L'"Azienda Usl n. 2 di Lucca, in esito alla relativa istruttoria sugli aspetti igienico ambientali, trattandosi di industria insalubre di I° classe, esprimeva con atto n. 1033, del 12 marzo 1996, parere favorevole.
Non essendosi il Comune pronunciato sulla richiesta di concessione edilizia nonostante atto di diffida effettuato il 7 giugno 1996, ai sensi dell'articolo 9 del Dlgs 25 maggio 1996 n. 285, l'impresa chiedeva alla Giunta Regionale Toscana la nomina di un commissario ad acta.
Con delibera consiliare n. 68, del 17 giugno 1996 il Comune decideva tuttavia, di indire un referendum consultivo ai sensi dell'articolo 62 del vigente statuto al fine di verificare la volontà della popolazione di modificare l'articolo 15 della Nta del Prg allo scopo di vietare l'insediamento di nuove attività ad alto rischio di inquinamento atmosferico, tra quelle classificate insalubri di prima classe del decreto del Ministero della Sanità 5 settembre 1994".
In seguito a tale determinazione il Comune, con delibera consiliare n. 74, del 19 giugno 1996, disponeva in applicazione del 19 giugno 1996, disponeva in applicazione del comma 2 dello stesso articolo 62 dello statuto comunale, la sospensione dell'efficacia dell'articolo 15 oggetto del quesito referendario.
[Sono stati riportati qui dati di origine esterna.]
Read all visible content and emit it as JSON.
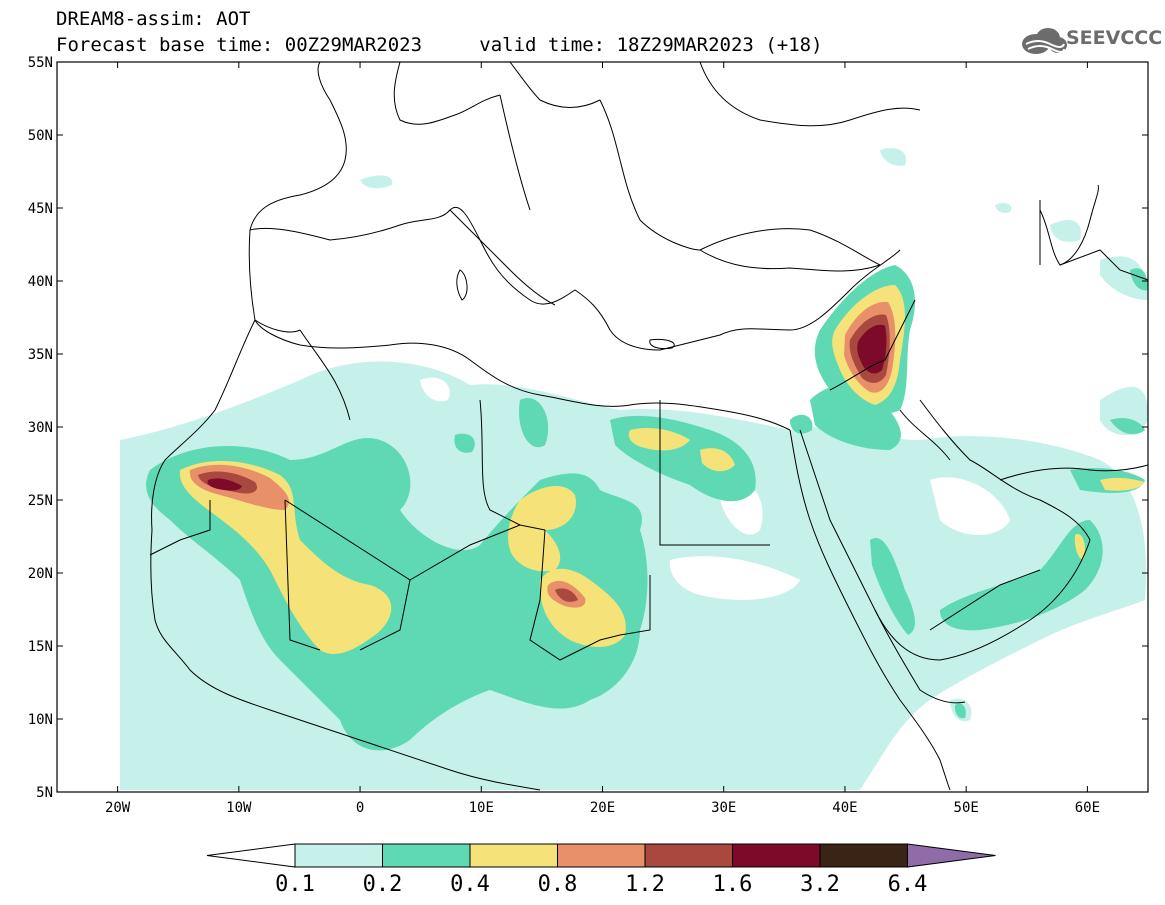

Con atto notificato l'8 luglio 1996 e depositato l'11 dello stesso mese (ricorso n. 2585/1996) l'impresa (...) impugnava le suindicate deliberazioni consiliare deducendone l'illegittimità per i seguenti motivi:
— Falsa applicazione dell'articolo 62 dello Statuto comunale ed eccesso di potere.
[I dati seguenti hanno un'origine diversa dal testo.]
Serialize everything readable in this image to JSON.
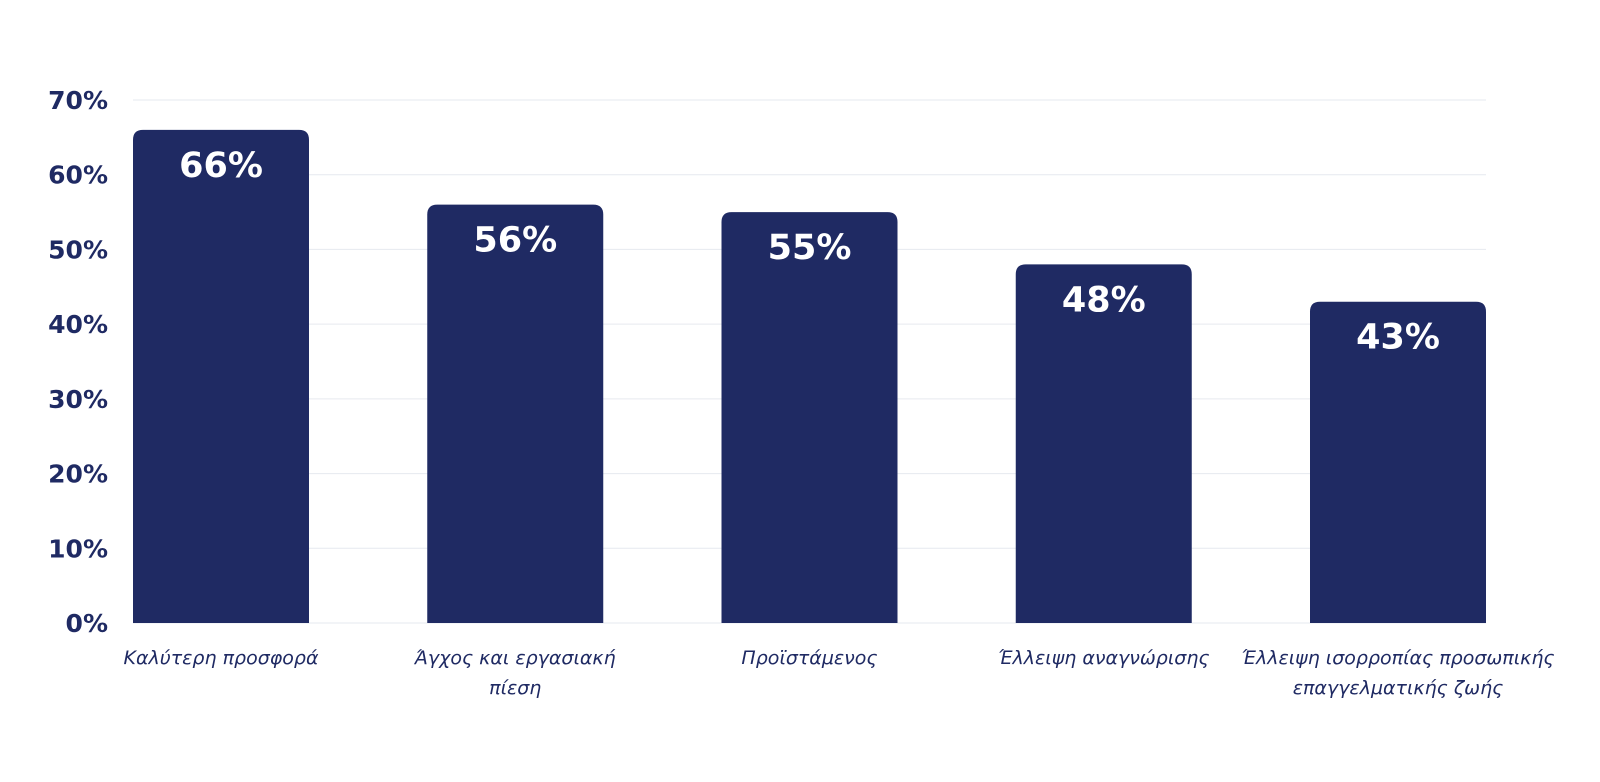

Le delibere impugnate sarebbero state emesse disattendendo che tale articolo non prevedrebbe le ipotesi oggetto di referendum consultivo le norma di pianificazione urbanistica.
— Eccesso di potere per illogicità manifesta.
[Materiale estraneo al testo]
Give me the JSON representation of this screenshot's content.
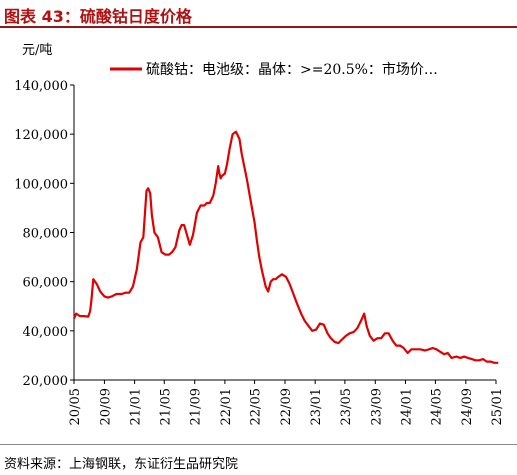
{
  "figure_title": "图表 43：硫酸钴日度价格",
  "source_note": "资料来源：上海钢联，东证衍生品研究院",
  "chart_data": {
    "type": "line",
    "yunit": "元/吨",
    "ylim": [
      20000,
      140000
    ],
    "yticks": [
      "20,000",
      "40,000",
      "60,000",
      "80,000",
      "100,000",
      "120,000",
      "140,000"
    ],
    "ytick_values": [
      20000,
      40000,
      60000,
      80000,
      100000,
      120000,
      140000
    ],
    "xlim": [
      "2020-05",
      "2025-01"
    ],
    "xticks": [
      "20/05",
      "20/09",
      "21/01",
      "21/05",
      "21/09",
      "22/01",
      "22/05",
      "22/09",
      "23/01",
      "23/05",
      "23/09",
      "24/01",
      "24/05",
      "24/09",
      "25/01"
    ],
    "legend_position": "top",
    "grid": false,
    "color": "#e00000",
    "series": [
      {
        "name": "硫酸钴：电池级：晶体：>=20.5%：市场价…",
        "x": [
          "2020-05-01",
          "2020-05-10",
          "2020-05-25",
          "2020-06-10",
          "2020-06-28",
          "2020-07-05",
          "2020-07-10",
          "2020-07-18",
          "2020-08-01",
          "2020-08-15",
          "2020-09-01",
          "2020-09-15",
          "2020-10-01",
          "2020-10-20",
          "2020-11-10",
          "2020-11-25",
          "2020-12-10",
          "2020-12-25",
          "2021-01-10",
          "2021-01-25",
          "2021-02-05",
          "2021-02-18",
          "2021-02-25",
          "2021-03-05",
          "2021-03-12",
          "2021-03-22",
          "2021-04-05",
          "2021-04-20",
          "2021-05-05",
          "2021-05-20",
          "2021-06-01",
          "2021-06-15",
          "2021-07-01",
          "2021-07-10",
          "2021-07-20",
          "2021-08-01",
          "2021-08-12",
          "2021-08-25",
          "2021-09-10",
          "2021-09-25",
          "2021-10-10",
          "2021-10-20",
          "2021-11-01",
          "2021-11-15",
          "2021-11-25",
          "2021-12-05",
          "2021-12-10",
          "2021-12-15",
          "2021-12-20",
          "2022-01-01",
          "2022-01-10",
          "2022-01-20",
          "2022-02-01",
          "2022-02-15",
          "2022-03-01",
          "2022-03-10",
          "2022-03-18",
          "2022-04-01",
          "2022-04-15",
          "2022-05-01",
          "2022-05-10",
          "2022-05-20",
          "2022-06-01",
          "2022-06-15",
          "2022-06-25",
          "2022-07-05",
          "2022-07-15",
          "2022-07-25",
          "2022-08-05",
          "2022-08-20",
          "2022-09-05",
          "2022-09-20",
          "2022-10-05",
          "2022-10-20",
          "2022-11-05",
          "2022-11-20",
          "2022-12-05",
          "2022-12-20",
          "2023-01-05",
          "2023-01-20",
          "2023-02-05",
          "2023-02-20",
          "2023-03-05",
          "2023-03-20",
          "2023-04-05",
          "2023-04-20",
          "2023-05-05",
          "2023-05-20",
          "2023-06-05",
          "2023-06-20",
          "2023-07-05",
          "2023-07-18",
          "2023-07-28",
          "2023-08-10",
          "2023-08-25",
          "2023-09-10",
          "2023-09-25",
          "2023-10-10",
          "2023-10-25",
          "2023-11-10",
          "2023-11-25",
          "2023-12-10",
          "2023-12-25",
          "2024-01-10",
          "2024-01-25",
          "2024-02-10",
          "2024-03-01",
          "2024-03-20",
          "2024-04-05",
          "2024-04-20",
          "2024-05-05",
          "2024-05-20",
          "2024-06-05",
          "2024-06-20",
          "2024-07-05",
          "2024-07-25",
          "2024-08-10",
          "2024-08-25",
          "2024-09-10",
          "2024-09-25",
          "2024-10-10",
          "2024-10-25",
          "2024-11-10",
          "2024-11-25",
          "2024-12-10",
          "2024-12-25",
          "2025-01-10"
        ],
        "values": [
          45000,
          47000,
          46000,
          46000,
          45800,
          48000,
          52000,
          61000,
          59000,
          56000,
          54000,
          53500,
          54000,
          55000,
          55000,
          55500,
          55500,
          58000,
          65000,
          76000,
          78000,
          97000,
          98000,
          96000,
          87000,
          80000,
          78000,
          72000,
          71000,
          71000,
          72000,
          74000,
          81000,
          83000,
          83000,
          79000,
          75000,
          79000,
          88000,
          91000,
          91000,
          92000,
          92000,
          95000,
          100000,
          107000,
          104000,
          102000,
          103000,
          104000,
          108000,
          114000,
          120000,
          121000,
          118000,
          112000,
          108000,
          101000,
          93000,
          84000,
          77000,
          70000,
          64000,
          58000,
          56000,
          60000,
          61000,
          61000,
          62000,
          63000,
          62000,
          59000,
          55000,
          51000,
          47000,
          44000,
          42000,
          40000,
          40500,
          43000,
          42500,
          39000,
          37000,
          35500,
          35000,
          36500,
          38000,
          39000,
          39500,
          41000,
          44000,
          47000,
          42000,
          38000,
          36000,
          37000,
          37000,
          39000,
          39000,
          36000,
          34000,
          34000,
          33000,
          31000,
          32500,
          32500,
          32500,
          32000,
          32500,
          33000,
          32500,
          31500,
          30500,
          31000,
          29000,
          29500,
          29000,
          29500,
          29000,
          28500,
          28000,
          28000,
          28500,
          27500,
          27500,
          27000,
          27000
        ]
      }
    ]
  }
}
Il ricorso al quesito referendario sarebbe stato effettuato non al fine tipico dell'istituto ma allo scopo di evitare il rilascio della concessione edilizia.
Si costituiva in giudizio con atto depositato il 15 luglio 1995 il Comune intimato rappresentando che gli effetti della delibera n. 68 del 17 giugno 1996 dovevano ritenersi sospesi non essendosi concluso il procedimento di condono, mentre la delibera consiliare n. 74, del 19 giugno 1996, con cui era stata disposta la sospensione dell'efficacia dell'articolo 15 delle Nta oggetto del questi referendario era stato annullato dal Coreco, conseguentemente il ricorso doveva ritenersi improcedibile o per sopravvenuta carenza di interesse con riferimento all'impugnativa di quest'ultima delibera.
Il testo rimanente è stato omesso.